Heat transfer coefficients for condensing organic vapors of pure components and binary mixtures

Abstract

AbstractThe behavior of the film coefficient of heat transfer for the condensation of organic vapor mixtures was investigated experimentally to establish a satisfactory basis for applying the Nusselt equation to binary systems. Five ideal and nonideal pairs, all of which gave miscible condensates, were studied; the work was carried out under conditions of almost total condensation on a horizontal condensing surface designed to comply as rigidly as possible with the conditions for which Nusselt's equation is valid.The same behavior was observed for all systems and all concentrations studied: the experimental coefficients fell between those for the pure components and followed the behavior pattern for pure components when the temperature difference was taken as that between the bubble point of the condensate and the surface temperature, rather than between the dew point or the measured vapor temperature and the surface temperature, Correlation of the film coefficient showed it to vary approximately linearly with composition if the coefficients were compared at a constant value of the temperature difference, defined as above.

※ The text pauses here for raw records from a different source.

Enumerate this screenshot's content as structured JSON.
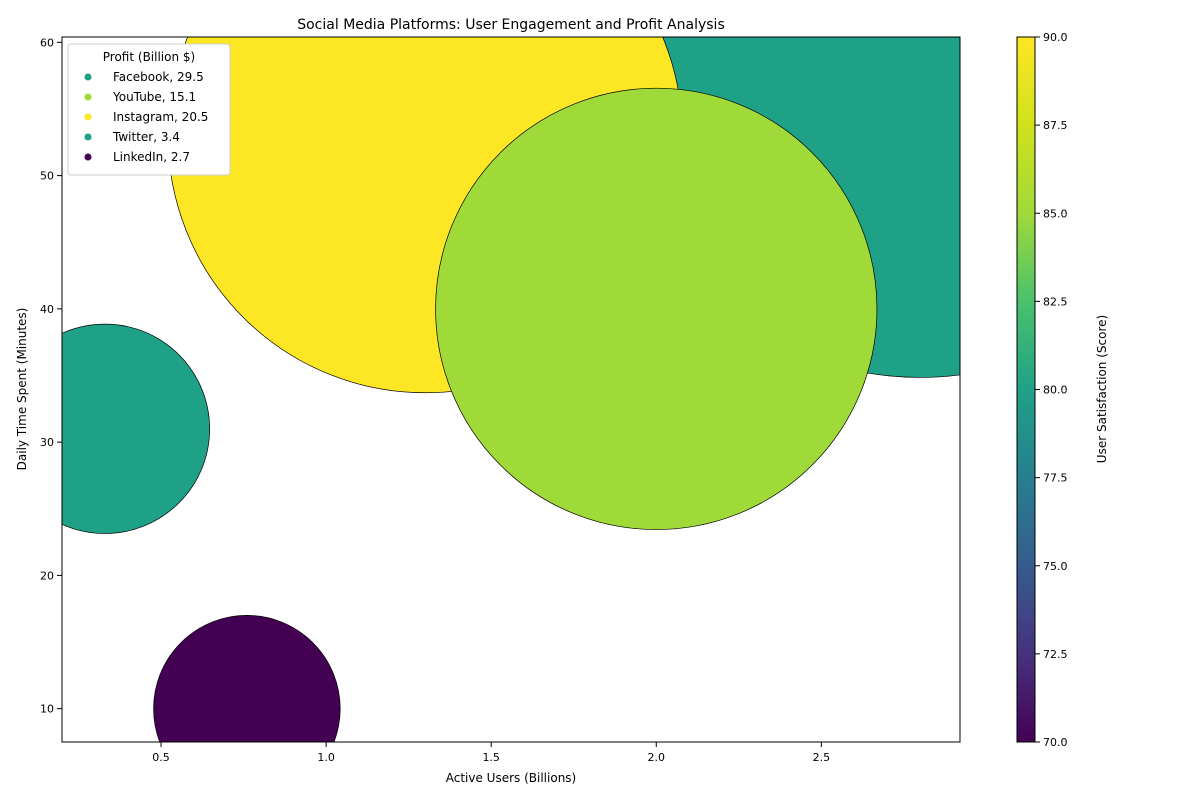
{
  "chart_data": {
    "type": "scatter",
    "title": "Social Media Platforms: User Engagement and Profit Analysis",
    "xlabel": "Active Users (Billions)",
    "ylabel": "Daily Time Spent (Minutes)",
    "xlim": [
      0.2,
      2.92
    ],
    "ylim": [
      7.5,
      60.4
    ],
    "xticks": [
      0.5,
      1.0,
      1.5,
      2.0,
      2.5
    ],
    "xtick_labels": [
      "0.5",
      "1.0",
      "1.5",
      "2.0",
      "2.5"
    ],
    "yticks": [
      10,
      20,
      30,
      40,
      50,
      60
    ],
    "ytick_labels": [
      "10",
      "20",
      "30",
      "40",
      "50",
      "60"
    ],
    "grid": false,
    "legend_title": "Profit (Billion $)",
    "legend_position": "upper-left",
    "size_encoding": "Profit (Billion $)",
    "colorbar": {
      "label": "User Satisfaction (Score)",
      "colormap": "viridis",
      "range": [
        70,
        90
      ],
      "ticks": [
        70.0,
        72.5,
        75.0,
        77.5,
        80.0,
        82.5,
        85.0,
        87.5,
        90.0
      ],
      "tick_labels": [
        "70.0",
        "72.5",
        "75.0",
        "77.5",
        "80.0",
        "82.5",
        "85.0",
        "87.5",
        "90.0"
      ]
    },
    "points": [
      {
        "name": "Facebook",
        "x": 2.8,
        "y": 58,
        "profit": 29.5,
        "satisfaction": 80,
        "legend_label": "Facebook, 29.5"
      },
      {
        "name": "YouTube",
        "x": 2.0,
        "y": 40,
        "profit": 15.1,
        "satisfaction": 85,
        "legend_label": "YouTube, 15.1"
      },
      {
        "name": "Instagram",
        "x": 1.3,
        "y": 53,
        "profit": 20.5,
        "satisfaction": 90,
        "legend_label": "Instagram, 20.5"
      },
      {
        "name": "Twitter",
        "x": 0.33,
        "y": 31,
        "profit": 3.4,
        "satisfaction": 80,
        "legend_label": "Twitter, 3.4"
      },
      {
        "name": "LinkedIn",
        "x": 0.76,
        "y": 10,
        "profit": 2.7,
        "satisfaction": 70,
        "legend_label": "LinkedIn, 2.7"
      }
    ]
  }
}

This permits determination of the coefficient for a mixture by interpolation between the coefficients for the pure components, which are easily obtained, in preference to making the calculations with the properties of the mixture obtained by laborious and uncertain weighting of the corresponding properties of the pure components.When results are interpreted in the light of the theories of Colburn and Drew, the presence of a vapor‐phase resistance to heat and mass transfer, as postulated by them, is indicated.